I know there are many other same related questions, but as my profile says I don't have a mentor, I just wanted you guys to check my solution.
First I noticed that, $11$ = $10 + 1$,
$111$ = $10^2+10+1$,
Similarly, $\underbrace{111\cdots111}_{n\,\text{times}}$ = $10^{n-1}+10^{n-2}+...+10+1$,
which can easily be evaluated as it is a finite geometric series.
$$\sum_{i=0}^{n-1} 10^i=\frac{10^n-1}{9}$$ for $n \ge 2$.

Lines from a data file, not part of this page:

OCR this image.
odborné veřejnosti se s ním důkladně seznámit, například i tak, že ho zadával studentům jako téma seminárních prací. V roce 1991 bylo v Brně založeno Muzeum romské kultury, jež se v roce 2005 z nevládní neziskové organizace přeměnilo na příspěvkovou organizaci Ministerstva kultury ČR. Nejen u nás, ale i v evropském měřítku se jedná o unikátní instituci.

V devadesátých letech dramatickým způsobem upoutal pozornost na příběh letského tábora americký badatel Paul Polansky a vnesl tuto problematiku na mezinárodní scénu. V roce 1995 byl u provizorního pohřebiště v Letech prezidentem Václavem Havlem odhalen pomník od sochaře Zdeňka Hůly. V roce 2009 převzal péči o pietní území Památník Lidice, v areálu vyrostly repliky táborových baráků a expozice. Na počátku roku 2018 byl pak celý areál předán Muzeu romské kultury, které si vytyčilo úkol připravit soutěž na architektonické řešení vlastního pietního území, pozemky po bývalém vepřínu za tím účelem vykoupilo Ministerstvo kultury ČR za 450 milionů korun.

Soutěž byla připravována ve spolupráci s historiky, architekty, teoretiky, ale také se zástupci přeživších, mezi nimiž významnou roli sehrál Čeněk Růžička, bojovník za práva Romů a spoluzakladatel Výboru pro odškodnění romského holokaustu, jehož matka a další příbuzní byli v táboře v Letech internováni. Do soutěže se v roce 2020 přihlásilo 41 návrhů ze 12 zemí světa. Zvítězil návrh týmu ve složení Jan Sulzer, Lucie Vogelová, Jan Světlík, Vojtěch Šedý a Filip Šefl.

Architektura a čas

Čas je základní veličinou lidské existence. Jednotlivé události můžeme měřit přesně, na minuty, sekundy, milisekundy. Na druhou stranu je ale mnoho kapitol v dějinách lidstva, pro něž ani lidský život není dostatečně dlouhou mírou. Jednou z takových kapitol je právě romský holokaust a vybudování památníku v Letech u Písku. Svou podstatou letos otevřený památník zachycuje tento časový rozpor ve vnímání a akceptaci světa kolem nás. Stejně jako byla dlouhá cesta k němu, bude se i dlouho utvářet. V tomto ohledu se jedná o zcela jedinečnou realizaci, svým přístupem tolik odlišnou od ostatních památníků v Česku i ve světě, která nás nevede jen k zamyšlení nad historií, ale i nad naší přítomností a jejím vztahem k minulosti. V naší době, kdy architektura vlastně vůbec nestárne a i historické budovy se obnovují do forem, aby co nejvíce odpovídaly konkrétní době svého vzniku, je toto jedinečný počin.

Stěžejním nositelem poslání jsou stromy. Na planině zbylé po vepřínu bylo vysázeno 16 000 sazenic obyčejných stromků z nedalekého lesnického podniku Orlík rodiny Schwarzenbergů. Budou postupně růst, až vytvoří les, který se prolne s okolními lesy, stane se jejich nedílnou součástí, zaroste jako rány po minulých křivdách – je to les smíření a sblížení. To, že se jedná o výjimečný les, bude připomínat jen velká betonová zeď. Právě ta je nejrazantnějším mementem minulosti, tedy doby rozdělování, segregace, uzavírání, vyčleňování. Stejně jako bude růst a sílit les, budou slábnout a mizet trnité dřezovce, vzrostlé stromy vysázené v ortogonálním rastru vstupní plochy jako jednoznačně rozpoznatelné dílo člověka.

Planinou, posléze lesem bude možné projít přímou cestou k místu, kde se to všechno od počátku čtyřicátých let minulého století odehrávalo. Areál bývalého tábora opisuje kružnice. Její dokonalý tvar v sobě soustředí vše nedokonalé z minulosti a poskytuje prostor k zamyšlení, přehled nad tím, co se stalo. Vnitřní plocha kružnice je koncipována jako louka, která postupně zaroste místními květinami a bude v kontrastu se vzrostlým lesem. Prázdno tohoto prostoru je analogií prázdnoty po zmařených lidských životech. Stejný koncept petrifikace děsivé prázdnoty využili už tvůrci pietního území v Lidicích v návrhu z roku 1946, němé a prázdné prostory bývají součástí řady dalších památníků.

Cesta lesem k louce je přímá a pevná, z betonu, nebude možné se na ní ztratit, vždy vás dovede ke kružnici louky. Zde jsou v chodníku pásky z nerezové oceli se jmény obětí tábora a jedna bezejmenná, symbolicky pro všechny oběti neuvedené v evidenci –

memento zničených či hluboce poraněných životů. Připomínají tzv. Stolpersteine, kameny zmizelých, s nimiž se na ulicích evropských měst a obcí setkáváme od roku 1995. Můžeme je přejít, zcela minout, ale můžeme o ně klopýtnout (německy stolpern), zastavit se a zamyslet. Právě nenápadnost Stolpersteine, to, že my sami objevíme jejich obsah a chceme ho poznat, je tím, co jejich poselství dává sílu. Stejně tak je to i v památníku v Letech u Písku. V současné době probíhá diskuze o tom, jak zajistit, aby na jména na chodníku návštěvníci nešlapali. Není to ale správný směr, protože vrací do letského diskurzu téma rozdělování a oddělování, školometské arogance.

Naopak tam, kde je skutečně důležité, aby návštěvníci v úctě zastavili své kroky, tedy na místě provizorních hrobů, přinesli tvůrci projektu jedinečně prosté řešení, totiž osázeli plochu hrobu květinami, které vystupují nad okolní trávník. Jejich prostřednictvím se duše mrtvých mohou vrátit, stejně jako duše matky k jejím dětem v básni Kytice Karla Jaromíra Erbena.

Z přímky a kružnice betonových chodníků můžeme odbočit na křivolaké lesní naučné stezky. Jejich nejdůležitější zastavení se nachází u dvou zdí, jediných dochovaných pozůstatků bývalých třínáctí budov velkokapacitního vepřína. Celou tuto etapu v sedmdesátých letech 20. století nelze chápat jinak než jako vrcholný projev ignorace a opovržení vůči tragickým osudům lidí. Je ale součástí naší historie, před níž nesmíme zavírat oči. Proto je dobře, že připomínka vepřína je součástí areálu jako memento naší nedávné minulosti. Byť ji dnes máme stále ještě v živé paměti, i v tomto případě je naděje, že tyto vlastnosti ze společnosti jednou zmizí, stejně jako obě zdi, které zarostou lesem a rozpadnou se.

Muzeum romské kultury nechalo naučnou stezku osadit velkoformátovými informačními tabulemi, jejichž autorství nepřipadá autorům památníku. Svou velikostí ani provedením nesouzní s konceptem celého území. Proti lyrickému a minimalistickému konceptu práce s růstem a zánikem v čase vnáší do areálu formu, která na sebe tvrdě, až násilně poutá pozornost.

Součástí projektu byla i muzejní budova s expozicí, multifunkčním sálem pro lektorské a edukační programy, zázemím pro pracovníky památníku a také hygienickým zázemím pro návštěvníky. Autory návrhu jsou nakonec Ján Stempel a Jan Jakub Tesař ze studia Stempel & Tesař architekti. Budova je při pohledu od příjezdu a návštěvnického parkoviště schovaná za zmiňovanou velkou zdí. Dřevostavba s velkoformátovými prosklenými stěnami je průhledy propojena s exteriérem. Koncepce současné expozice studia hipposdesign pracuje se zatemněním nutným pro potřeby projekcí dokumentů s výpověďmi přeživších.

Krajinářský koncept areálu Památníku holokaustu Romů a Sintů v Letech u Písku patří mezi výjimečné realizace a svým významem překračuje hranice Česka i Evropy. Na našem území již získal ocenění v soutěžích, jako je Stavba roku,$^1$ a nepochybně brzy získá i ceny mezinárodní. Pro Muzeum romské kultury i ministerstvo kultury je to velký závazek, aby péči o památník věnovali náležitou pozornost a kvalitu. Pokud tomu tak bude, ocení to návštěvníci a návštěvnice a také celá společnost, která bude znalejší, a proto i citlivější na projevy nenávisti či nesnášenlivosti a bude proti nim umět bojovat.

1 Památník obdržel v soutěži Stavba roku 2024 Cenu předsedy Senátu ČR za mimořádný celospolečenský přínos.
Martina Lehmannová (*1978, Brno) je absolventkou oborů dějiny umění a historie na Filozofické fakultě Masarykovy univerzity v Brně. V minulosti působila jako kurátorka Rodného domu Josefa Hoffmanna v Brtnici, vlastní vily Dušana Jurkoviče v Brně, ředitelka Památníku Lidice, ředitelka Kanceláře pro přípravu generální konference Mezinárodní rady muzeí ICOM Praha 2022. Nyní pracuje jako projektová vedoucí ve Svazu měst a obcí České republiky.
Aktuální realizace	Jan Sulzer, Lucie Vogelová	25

After this, I checked perfect square modulo $4$,
Let $j$ be any integer, then if $j$ is even, then $j=2k \Rightarrow j^2 = 4k^2 \equiv 0 \mod 4$
and if $j$ is odd then, $j = 2k+1 \Rightarrow j^2 = 4k^2+4k+1 \equiv 1 (\mod4)$
Then, Since $\underbrace{111\cdots111}_{n\,\text{times}} = \frac{10^n-1}{9} \Rightarrow (9) (\underbrace{111\cdots111}_{n\,\text{times}}) = {10^n-1}$ $\equiv$ $2^n-1$ $(\mod 4)$
$\Rightarrow (\underbrace{111\cdots111}_{n\,\text{times}}) \equiv 2^n-1 \mod 4$
Since for $n \ge 2, 2^n$ is always a multiple of $4$. Hence,
$\Rightarrow (\underbrace{111\cdots111}_{n\,\text{times}}) \equiv -1 \mod 4$
$\Rightarrow (\underbrace{111\cdots111}_{n\,\text{times}}) \equiv 3\mod 4$
But a perfect square leaves remainder $0$ if it is even and $1$ if it is odd. So, clearly for
$n \ge 2,$ $(\underbrace{111\cdots111}_{n\,\text{times}})$ is not a perfect square.
I know there are other questions related to this but I just wanted to verify if my solution was correct. Thank you and suggestions would be appreciated!